Tag Archives: linear

Polar Decomposition and Real Powers of a Symmetric Matrix

The main purpose of this post is to prove the polar decomposition theorem for invertible matrices. As an application, we extract some information about the topology of {SL(2,\mathbb C)}, namely that { SL(2,\mathbb C)\cong S^3\times \mathbb R^3}. Along the way, we recall a few facts and also define real powers of a positive definite Hermitian matrix. We assume that the matrices below are non singular, even though some of the results are true without this assumption. We first prove that every Hermitian matrix has only real eigenvalues. Notice that with respect to the standard Hermitian inner product {|v|^2 = v^*v} for a column vector {v}. In fact, more generally, {\langle v,w \rangle = v^* w}.

Proposition 1 Let {A} be a Hermitian matrix i.e. {A^*=A}, then {A} has only real eigenvalues.

Proof: Over complex numbers every non constant polynomial of degree {n} has {n} solutions. Thus, it is clear that {A} has eigenvalues. Let {\lambda} be an eigenvalue of {A} with an eigenvector {v\neq 0}. That is {Av = \lambda v.} Taking conjugate transpose of both sides, we get

\displaystyle \begin{array}{rcl} v^*A^* &=& \lambda^* v^* \\ v^*A &=& \lambda^* v^* \\ v^*Av &=& \lambda^* v^*v \\ v^*\lambda v &=& \lambda^* v^*v \\ \lambda |v|^2 &=& \lambda^* |v|^2. \end{array}

Since {v\neq 0}, {|v|^2\neq 0} and we get {\lambda=\lambda^*} which is only possible if {\lambda} is real. \Box

Recall that a matrix is called positive definite if {v^*Av>0} for all {v\neq 0}. Clearly, such a matrix must be nonsingular.

Proposition 2 If {A} is a positive definite matrix, then it has only positive real eigenvalues.

Proof: As above let {\lambda} be an eigenvalue of {A} with an eigenvector {v}. Then,

\displaystyle \begin{array}{rcl} Av &=& \lambda v \\ v^*Av &=& v^*\lambda v \\ 0 < v^*Av &=& \lambda v^*v \\ 0 < v^*Av &=& \lambda |v|^2 \end{array}

Thus, {\lambda} must be positive as well. \Box

If {A} is Hermitian, it has an eigenspace decomposition.
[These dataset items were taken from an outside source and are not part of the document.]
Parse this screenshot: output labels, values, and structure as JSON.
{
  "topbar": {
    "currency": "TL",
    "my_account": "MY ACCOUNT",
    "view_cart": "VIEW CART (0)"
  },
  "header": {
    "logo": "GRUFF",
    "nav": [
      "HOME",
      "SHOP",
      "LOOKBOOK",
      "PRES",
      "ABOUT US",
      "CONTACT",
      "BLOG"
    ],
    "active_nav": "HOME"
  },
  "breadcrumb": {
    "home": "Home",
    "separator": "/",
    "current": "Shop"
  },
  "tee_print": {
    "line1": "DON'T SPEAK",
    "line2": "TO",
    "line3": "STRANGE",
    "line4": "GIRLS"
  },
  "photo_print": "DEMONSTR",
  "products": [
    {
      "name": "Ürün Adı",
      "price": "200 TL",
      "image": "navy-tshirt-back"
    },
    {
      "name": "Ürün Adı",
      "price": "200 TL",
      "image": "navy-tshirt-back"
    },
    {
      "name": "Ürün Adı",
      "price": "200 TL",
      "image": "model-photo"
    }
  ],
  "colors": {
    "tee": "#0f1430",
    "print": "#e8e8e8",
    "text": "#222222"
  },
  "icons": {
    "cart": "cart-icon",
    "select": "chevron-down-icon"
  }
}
Here is the sketch of the proof. We apply induction on the dimension {n}. It is clear for {n=1}. Now, we may assume {n>1}. Let {\lambda} and {v} be as above. We consider the one dimensional space {V} generated by {v} and the complementary space {V^\perp}. By definition, for {w\in V^\perp}, {\langle w,v\rangle =0 }, or equivalently {w^*v=0}. Thus,

\displaystyle \begin{array}{rcl} 0 &=& \lambda w^*v \\ &=& w^*\lambda v \\ &=& w^*Av \\ &=& w^*A^*v \\ &=& (Aw)^*v \end{array}

or in a more familiar form {\langle Aw, v \rangle = 0}. This means that {A} preserves {V^\perp} which has dimension {n-1}. So, by induction, {V^\perp} has an eigenspace decomposition and we are basically done. The reason that this argument is not very precise is that in this post, we are using a concrete definition of being Hermitian. So, we also have to argue that somehow the matrix {A} is still Hermitian when restricted to {V^\perp}. Of course, using the abstract definition, this is trivial. In fact, it is pretty easy to translate every argument presented here to abstract one.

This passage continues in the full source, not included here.